Как только согласие Келла было получено, встал вопрос о выборе исполнителя, и тут взоры обратились к его правой руке – Тару, Томасу Аргайллу Робертсону. Этому искусному оперативнику предстояло впоследствии прогреметь на весь мир, возглавив в годы Второй мировой войны операцию «Двойной крест», или «XX», – виртуозную партию дезинформации, благодаря которой нацисты ждали высадку в Кале, пока союзники высаживались в Нормандии. Но сейчас ему поручалось задание иного плана, хотя и столь же беспрецедентное, и он выполнил его с присущим ему мастерством, используя, казалось бы, незамысловатый, но с тех пор ставший печально известным прием – прослушивание телефонных линий.

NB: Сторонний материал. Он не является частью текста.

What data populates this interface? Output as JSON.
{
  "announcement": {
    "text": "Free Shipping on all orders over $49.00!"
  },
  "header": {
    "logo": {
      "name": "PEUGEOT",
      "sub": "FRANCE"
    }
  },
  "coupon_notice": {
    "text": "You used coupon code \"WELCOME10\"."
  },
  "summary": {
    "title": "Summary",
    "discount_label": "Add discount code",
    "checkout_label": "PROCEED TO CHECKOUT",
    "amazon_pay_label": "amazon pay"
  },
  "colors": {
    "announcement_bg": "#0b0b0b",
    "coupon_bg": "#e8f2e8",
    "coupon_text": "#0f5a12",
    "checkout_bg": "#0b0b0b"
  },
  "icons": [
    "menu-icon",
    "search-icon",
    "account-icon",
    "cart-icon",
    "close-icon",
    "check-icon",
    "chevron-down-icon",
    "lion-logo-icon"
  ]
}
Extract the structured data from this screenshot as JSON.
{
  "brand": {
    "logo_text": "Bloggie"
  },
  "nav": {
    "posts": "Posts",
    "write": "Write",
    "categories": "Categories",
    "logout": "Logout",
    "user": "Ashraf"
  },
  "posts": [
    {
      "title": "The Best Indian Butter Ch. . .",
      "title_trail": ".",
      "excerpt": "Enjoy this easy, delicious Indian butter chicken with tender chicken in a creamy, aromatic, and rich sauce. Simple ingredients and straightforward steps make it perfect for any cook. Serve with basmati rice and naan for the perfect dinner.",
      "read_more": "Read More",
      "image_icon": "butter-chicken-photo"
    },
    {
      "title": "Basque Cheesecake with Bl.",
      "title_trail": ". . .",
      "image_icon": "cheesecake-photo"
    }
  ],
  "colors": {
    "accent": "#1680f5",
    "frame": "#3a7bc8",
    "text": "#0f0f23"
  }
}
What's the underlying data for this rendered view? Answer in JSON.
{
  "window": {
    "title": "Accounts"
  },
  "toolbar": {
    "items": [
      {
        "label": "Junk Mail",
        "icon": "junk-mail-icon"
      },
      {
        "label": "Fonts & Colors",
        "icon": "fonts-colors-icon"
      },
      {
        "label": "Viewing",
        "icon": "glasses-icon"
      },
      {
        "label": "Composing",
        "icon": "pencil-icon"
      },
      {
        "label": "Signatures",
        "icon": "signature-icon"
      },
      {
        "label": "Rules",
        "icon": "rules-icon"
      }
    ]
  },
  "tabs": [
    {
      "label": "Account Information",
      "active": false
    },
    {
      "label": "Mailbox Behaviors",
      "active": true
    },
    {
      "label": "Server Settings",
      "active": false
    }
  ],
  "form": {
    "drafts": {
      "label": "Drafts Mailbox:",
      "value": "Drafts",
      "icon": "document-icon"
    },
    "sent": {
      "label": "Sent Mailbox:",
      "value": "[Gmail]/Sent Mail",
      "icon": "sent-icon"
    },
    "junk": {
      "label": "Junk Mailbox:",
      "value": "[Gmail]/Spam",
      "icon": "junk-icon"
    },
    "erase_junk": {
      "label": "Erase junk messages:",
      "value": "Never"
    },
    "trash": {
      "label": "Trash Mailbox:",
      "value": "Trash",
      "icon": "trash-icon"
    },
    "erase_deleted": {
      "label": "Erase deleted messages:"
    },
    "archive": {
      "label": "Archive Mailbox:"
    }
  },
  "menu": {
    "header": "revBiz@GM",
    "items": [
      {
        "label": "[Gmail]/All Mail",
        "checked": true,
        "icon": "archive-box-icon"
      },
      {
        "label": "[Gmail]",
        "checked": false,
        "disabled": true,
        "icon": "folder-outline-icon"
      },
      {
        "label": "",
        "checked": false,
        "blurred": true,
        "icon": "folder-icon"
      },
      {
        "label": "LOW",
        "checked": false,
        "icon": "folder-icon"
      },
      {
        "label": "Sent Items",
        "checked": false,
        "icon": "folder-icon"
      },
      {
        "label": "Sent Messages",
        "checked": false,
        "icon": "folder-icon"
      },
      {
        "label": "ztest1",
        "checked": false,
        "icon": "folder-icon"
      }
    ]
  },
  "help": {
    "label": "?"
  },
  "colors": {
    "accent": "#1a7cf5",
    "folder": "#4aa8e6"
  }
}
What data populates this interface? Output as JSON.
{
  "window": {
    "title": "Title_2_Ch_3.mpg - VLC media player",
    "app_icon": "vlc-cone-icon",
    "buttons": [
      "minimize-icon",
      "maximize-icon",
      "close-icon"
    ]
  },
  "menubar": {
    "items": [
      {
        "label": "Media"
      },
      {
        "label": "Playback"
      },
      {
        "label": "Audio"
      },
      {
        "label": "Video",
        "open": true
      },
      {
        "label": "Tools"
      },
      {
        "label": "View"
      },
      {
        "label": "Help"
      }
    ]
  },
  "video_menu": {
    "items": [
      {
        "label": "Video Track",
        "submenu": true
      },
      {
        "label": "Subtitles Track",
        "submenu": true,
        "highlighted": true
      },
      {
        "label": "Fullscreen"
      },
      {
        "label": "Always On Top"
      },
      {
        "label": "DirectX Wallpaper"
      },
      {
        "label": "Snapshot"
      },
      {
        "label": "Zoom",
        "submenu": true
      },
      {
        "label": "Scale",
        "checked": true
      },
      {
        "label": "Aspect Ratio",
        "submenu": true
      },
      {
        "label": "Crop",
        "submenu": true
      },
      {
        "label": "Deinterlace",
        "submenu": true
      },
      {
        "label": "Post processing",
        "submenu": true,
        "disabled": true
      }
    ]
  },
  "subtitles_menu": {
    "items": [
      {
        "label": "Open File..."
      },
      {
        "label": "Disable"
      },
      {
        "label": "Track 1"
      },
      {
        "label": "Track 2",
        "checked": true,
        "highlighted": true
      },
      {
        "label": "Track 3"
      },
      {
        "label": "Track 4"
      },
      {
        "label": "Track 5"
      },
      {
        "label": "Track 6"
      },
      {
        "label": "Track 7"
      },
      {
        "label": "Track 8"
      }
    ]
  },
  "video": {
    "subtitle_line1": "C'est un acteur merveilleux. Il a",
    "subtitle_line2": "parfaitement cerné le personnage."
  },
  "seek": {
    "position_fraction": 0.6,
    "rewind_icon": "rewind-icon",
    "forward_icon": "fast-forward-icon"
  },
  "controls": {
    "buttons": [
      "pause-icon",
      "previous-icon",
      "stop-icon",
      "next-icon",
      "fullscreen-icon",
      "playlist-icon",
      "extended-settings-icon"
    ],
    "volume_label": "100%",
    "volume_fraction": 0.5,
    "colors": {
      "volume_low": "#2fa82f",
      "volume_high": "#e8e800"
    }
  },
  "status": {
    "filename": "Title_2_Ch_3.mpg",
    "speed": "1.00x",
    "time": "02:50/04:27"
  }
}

В этой теневой игре Келлу и Тару помогали не только профессиональные навыки, но и ценные сведения, поступавшие в Особый отдел. Источником служили телохранители Эдуарда, доверие к которым он питал, увы, ошибочно, а также досье на Уоллис, собранное до и во время кризиса отречения (оно продолжало пополняться и после). Охранники, призванные блюсти покой ее дома на Камберленд-Террас, имели carte blanche[632] на установку аппаратуры слежки и, не ставя ее в известность, сполна воспользовались своим особым положением. Бесспорно, это было предательство, но в тот роковой час оно казалось единственно верным путем.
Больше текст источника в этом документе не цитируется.